The Koussevitsky Elegy is the most sincere and indomitably built of all the works included here. He owed much to Koussevitsky including the commission for both the second symphony and the piano concerto. Koussevitsky also recorded the Third Symphony on 78s and this has been reissued on Dutton in their Essential Archive series CDEA5021.

The Lament for Beowulf dates from Hanson’s days in Rome and his studies with Respighi. It is amongst his most potently brooding works. It carries all his irresistible fingerprints: long-spun themes, gruff brass punctuation, Holstian insistence from the drums, taciturn majesty and string ostinati with brass punch-syncopated above. At 13:19 there is a delirious counterpoint rising to majesty and at 1630 a Neptune-like evocation of eternity fades into mystery.

 

This set merits success and I hope that it will draw enough attention to attract recordings of Hanson’s complete opera Merry Mount; we have Naxos’s 1934 historical set but the work deserves much better sound. In addition how about premiere recordings of the Symphonic poem North and West with obbligato chorus (1923); Heroic Elegy for wordless chorus and orchestra (1927); Songs from Drum Taps, op.32, bar, chorus, orchestra, (1935) (this was recorded on Eastman Rochester Archives LP ERA1007), Streams in the Desert, chorus, orchestra, 1969 and New Land, New Covenant, oratorio, 1976 Also in the queue are the Symphonic poem Before the Dawn (1920); Exaltation, op.20, symphonic poem for orchestra with piano obbligato, 1920 and Lux aeterna, op.24, symphonic poem for orchestra with viola obbligato, 1923.
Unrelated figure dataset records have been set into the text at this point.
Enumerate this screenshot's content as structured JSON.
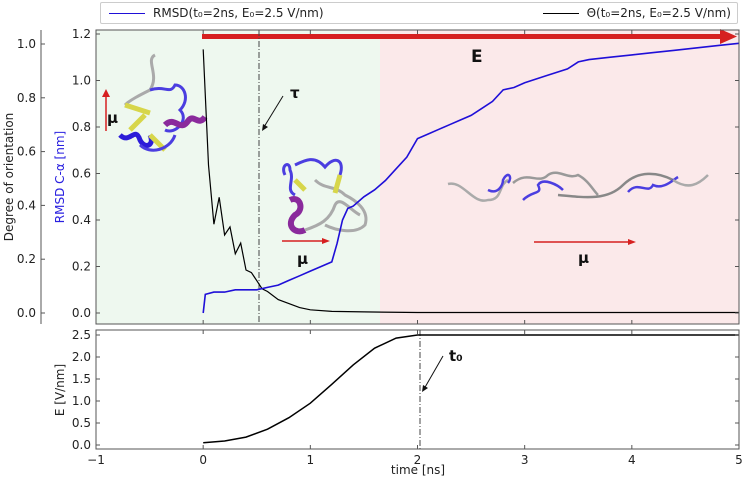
{
  "legend": {
    "rmsd_label": "RMSD(t₀=2ns, E₀=2.5 V/nm)",
    "theta_label": "Θ(t₀=2ns, E₀=2.5 V/nm)",
    "rmsd_color": "#1f0fd8",
    "theta_color": "#000000"
  },
  "annotations": {
    "field_label": "E",
    "tau_label": "τ",
    "t0_label": "t₀",
    "mu_label": "μ",
    "arrow_color": "#d62020"
  },
  "colors": {
    "region_pre": "#eef8ef",
    "region_post": "#fbe9ea"
  },
  "chart_data": [
    {
      "type": "line",
      "title": "",
      "xlabel": "",
      "ylabel_left": "Degree of orientation",
      "ylabel_right": "RMSD C-α [nm]",
      "xlim": [
        -1,
        5
      ],
      "ylim_left": [
        0.0,
        1.0
      ],
      "ylim_rmsd": [
        0.0,
        1.2
      ],
      "yticks_left": [
        "0.0",
        "0.2",
        "0.4",
        "0.6",
        "0.8",
        "1.0"
      ],
      "yticks_rmsd": [
        "0.0",
        "0.2",
        "0.4",
        "0.6",
        "0.8",
        "1.0",
        "1.2"
      ],
      "shaded_regions": [
        {
          "x": [
            -1,
            1.65
          ],
          "color": "#eef8ef"
        },
        {
          "x": [
            1.65,
            5
          ],
          "color": "#fbe9ea"
        }
      ],
      "vlines": [
        {
          "x": 0.53,
          "label": "τ",
          "style": "dashdot"
        }
      ],
      "series": [
        {
          "name": "RMSD(t0=2ns, E0=2.5 V/nm)",
          "axis": "right",
          "color": "#1f0fd8",
          "x": [
            0.0,
            0.02,
            0.1,
            0.2,
            0.3,
            0.4,
            0.5,
            0.6,
            0.7,
            0.8,
            0.9,
            1.0,
            1.1,
            1.2,
            1.25,
            1.3,
            1.35,
            1.4,
            1.45,
            1.5,
            1.6,
            1.7,
            1.8,
            1.9,
            2.0,
            2.1,
            2.2,
            2.3,
            2.4,
            2.5,
            2.6,
            2.7,
            2.8,
            2.9,
            3.0,
            3.2,
            3.4,
            3.5,
            3.6,
            3.8,
            4.0,
            4.2,
            4.4,
            4.6,
            4.8,
            5.0
          ],
          "values": [
            0.0,
            0.08,
            0.09,
            0.09,
            0.1,
            0.1,
            0.1,
            0.11,
            0.12,
            0.14,
            0.16,
            0.18,
            0.2,
            0.22,
            0.3,
            0.4,
            0.45,
            0.46,
            0.48,
            0.5,
            0.53,
            0.57,
            0.62,
            0.67,
            0.75,
            0.77,
            0.79,
            0.81,
            0.83,
            0.85,
            0.88,
            0.91,
            0.96,
            0.97,
            0.99,
            1.02,
            1.05,
            1.08,
            1.09,
            1.1,
            1.11,
            1.12,
            1.13,
            1.14,
            1.15,
            1.16
          ]
        },
        {
          "name": "Θ(t0=2ns, E0=2.5 V/nm)",
          "axis": "left",
          "color": "#000000",
          "x": [
            0.0,
            0.05,
            0.1,
            0.15,
            0.2,
            0.25,
            0.3,
            0.35,
            0.4,
            0.45,
            0.5,
            0.55,
            0.6,
            0.7,
            0.8,
            0.9,
            1.0,
            1.2,
            1.5,
            2.0,
            3.0,
            4.0,
            5.0
          ],
          "values": [
            0.98,
            0.55,
            0.33,
            0.43,
            0.29,
            0.32,
            0.22,
            0.26,
            0.16,
            0.15,
            0.12,
            0.09,
            0.08,
            0.05,
            0.035,
            0.02,
            0.012,
            0.006,
            0.004,
            0.002,
            0.002,
            0.002,
            0.002
          ]
        }
      ]
    },
    {
      "type": "line",
      "title": "",
      "xlabel": "time [ns]",
      "ylabel": "E [V/nm]",
      "xlim": [
        -1,
        5
      ],
      "ylim": [
        0.0,
        2.6
      ],
      "xticks": [
        "−1",
        "0",
        "1",
        "2",
        "3",
        "4",
        "5"
      ],
      "yticks": [
        "0.0",
        "0.5",
        "1.0",
        "1.5",
        "2.0",
        "2.5"
      ],
      "vlines": [
        {
          "x": 2,
          "label": "t₀",
          "style": "dashdot"
        }
      ],
      "series": [
        {
          "name": "E(t)",
          "color": "#000000",
          "x": [
            0.0,
            0.2,
            0.4,
            0.6,
            0.8,
            1.0,
            1.2,
            1.4,
            1.6,
            1.8,
            2.0,
            3.0,
            4.0,
            5.0
          ],
          "values": [
            0.05,
            0.09,
            0.18,
            0.36,
            0.62,
            0.95,
            1.38,
            1.82,
            2.2,
            2.43,
            2.5,
            2.5,
            2.5,
            2.5
          ]
        }
      ]
    }
  ]
}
The documentation by Robert Layton is very welcome and offers a fresh perspective. Where it scouts on detail is in the factual background to the works. On the downside the words for the Lament of Beowulf and the Song of Democracy are not printed. Atmospheric studio and actualité photos of Hanson and discographical detail will warm the hearts of the most extreme of anoraks.

Hearing this splendid collection makes me regret even more that Hanson’s recordings of the Fourth and Fifth symphonies were not included. He recorded No. 4 for Mercury and this was issued on Mercury LP SRI 75107. The very brief Fifth Symphony was issued on Eastman-Rochester Archive series LP ERA 1014. Hanson must have conducted the masterful Sixth at least once but so far as I am aware there is no recording apart Schwarz’s on Delos and Landau’s on Vox.

The sound throughout this Mercury set is vibrant, wide-ranging, always gripping, never casual - not even in quietude.

For explorers this gives the great works - the first two symphonies, Beowulf and the Merry Mount Suite - in definitive performances directed by the composer. This is a splendid and vibrantly played and recorded collection for Hansonians everywhere.